As we headed into the Fourth of July weekend, Michael Steele was back in the news with outrageous comments at an RNC gathering, asserting: “Keep in mind again, federal candidates, this was a war of Obama’s choosing. This was not something that the United States had actively prosecuted or wanted to engage in.” He added that Obama has “not understood that, you know, that’s the one thing you don’t do, is engage in a land war in Afghanistan.” A firestorm erupted. Bill Kristol published a letter calling for him to resign, which read in part:
Needless to say, the war in Afghanistan was not “a war of Obama’s choosing.” It has been prosecuted by the United States under Presidents Bush and Obama. Republicans have consistently supported the effort. Indeed, as the DNC Communications Director (of all people) has said, your statement “puts [you] at odds with about 100 percent of the Republican Party.”
And not on a trivial matter. At a time when Gen. Petraeus has just taken over command, when Republicans in Congress are pushing for a clean war funding resolution, when Republicans around the country are doing their best to rally their fellow citizens behind the mission, your comment is more than an embarrassment. It’s an affront, both to the honor of the Republican party and to the commitment of the soldiers fighting to accomplish the mission they’ve been asked to take on by our elected leaders.
There are, of course, those who think we should pull out of Afghanistan, and they’re certainly entitled to make their case.
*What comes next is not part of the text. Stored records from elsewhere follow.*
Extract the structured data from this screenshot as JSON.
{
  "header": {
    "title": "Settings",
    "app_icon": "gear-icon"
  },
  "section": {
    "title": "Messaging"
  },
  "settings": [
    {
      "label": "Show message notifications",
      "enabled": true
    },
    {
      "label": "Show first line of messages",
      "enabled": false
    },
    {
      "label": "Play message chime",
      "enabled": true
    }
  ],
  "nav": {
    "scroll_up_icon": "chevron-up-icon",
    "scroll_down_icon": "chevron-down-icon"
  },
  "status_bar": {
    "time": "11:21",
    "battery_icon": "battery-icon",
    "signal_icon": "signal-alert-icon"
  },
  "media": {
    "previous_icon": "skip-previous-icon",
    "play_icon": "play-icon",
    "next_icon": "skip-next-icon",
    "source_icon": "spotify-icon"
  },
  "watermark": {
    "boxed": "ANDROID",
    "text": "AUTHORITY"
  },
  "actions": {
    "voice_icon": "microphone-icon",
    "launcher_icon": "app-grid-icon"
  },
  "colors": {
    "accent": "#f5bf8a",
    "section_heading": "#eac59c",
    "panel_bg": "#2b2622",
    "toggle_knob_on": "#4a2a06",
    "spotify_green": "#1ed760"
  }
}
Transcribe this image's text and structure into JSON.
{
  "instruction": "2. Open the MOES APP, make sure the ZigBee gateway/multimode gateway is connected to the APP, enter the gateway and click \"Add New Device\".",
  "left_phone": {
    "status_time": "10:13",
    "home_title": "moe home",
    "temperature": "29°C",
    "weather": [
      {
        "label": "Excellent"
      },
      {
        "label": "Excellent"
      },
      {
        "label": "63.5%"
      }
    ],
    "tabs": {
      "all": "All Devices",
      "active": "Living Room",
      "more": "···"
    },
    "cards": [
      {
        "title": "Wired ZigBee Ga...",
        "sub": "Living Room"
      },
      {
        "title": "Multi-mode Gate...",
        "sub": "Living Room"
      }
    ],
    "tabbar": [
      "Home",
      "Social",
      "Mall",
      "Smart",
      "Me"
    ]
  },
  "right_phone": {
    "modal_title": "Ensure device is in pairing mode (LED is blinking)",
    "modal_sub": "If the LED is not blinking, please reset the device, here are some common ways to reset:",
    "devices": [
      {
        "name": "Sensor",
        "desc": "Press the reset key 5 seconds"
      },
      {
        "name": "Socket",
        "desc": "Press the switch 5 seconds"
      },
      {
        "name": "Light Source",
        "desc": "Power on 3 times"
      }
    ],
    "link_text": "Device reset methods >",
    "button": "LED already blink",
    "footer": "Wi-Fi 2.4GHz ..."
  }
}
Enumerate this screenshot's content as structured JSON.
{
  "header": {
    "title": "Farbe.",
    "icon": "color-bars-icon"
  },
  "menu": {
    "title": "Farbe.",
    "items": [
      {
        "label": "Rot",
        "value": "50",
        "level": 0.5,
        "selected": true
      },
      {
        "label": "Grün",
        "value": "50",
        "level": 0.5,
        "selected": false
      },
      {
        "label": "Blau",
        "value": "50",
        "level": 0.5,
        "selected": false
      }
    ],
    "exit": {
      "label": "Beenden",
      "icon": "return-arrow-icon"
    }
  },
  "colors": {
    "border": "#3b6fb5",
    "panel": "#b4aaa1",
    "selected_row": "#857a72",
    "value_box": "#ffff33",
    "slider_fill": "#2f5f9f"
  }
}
But one of them shouldn’t be the chairman of the Republican party.
Liz Cheney echoed the call for Steele to step down.
Over the weekend, prominent conservatives followed suit. On This Week:
“It’s one thing for him personally to have that point of view, but for the chairman of the party…to advance that point of view, is indefensible,” Dan Senor, a senior fellow at the Council on Foreign Relations and the former spokesman for the Coalition Provisional Authority in Iraq, said. “What’s striking about Steele is how fundamentally unserious” he is.
For reasons that escape me, elected officials refrained from demanding Steele’s resignation. Also on This Week, John McCain condemned the remarks but didn’t ask for Steele to leave:
“I think those statements are wildly inaccurate, and there’s no excuse for them. Chairman Steele sent me an e-mail saying that he was — his remarks were misconstrued,” McCain said. “Look, I’m a Ronald Reagan Republican. I believe we have to win here. I believe in freedom. But the fact is that I think that Mr. Steele is going to have to assess as to whether he can still lead the Republican Party as chairman of the Republican National Committee and make an appropriate decision.”
On Face the Nation, Lindsey Graham also stopped short of a call for him to resign, but only barely: “Sen. Lindsey Graham (R-S.C.) called the statements about the Afghanistan war made by Republican National Committee Chairman ‘uninformed,’ ‘unnecessary’ and ‘unwise.'”
As politicians return to the campaign trail and Congress reconvenes, I suspect there will be greater pressure applied to Steele. His previous gaffes and mismanagement of the RNC have left him with few supporters, and the latest remarks are indefensible and his backtracking entirely insufficient. There is no reason why Republicans would rally to his side, and I predict few will. (No, Rep. Ron Paul’s cheers don’t really count and if anything are a sign that Steele is in deep trouble with a party that rejects Paul’s radical isolationism.) In a sense, this may be a blessing for the RNC, which was struggling to decide whether to dump a chairman who is possibly the worst since Watergate. Now a clean break for reasons all can agree on can be made.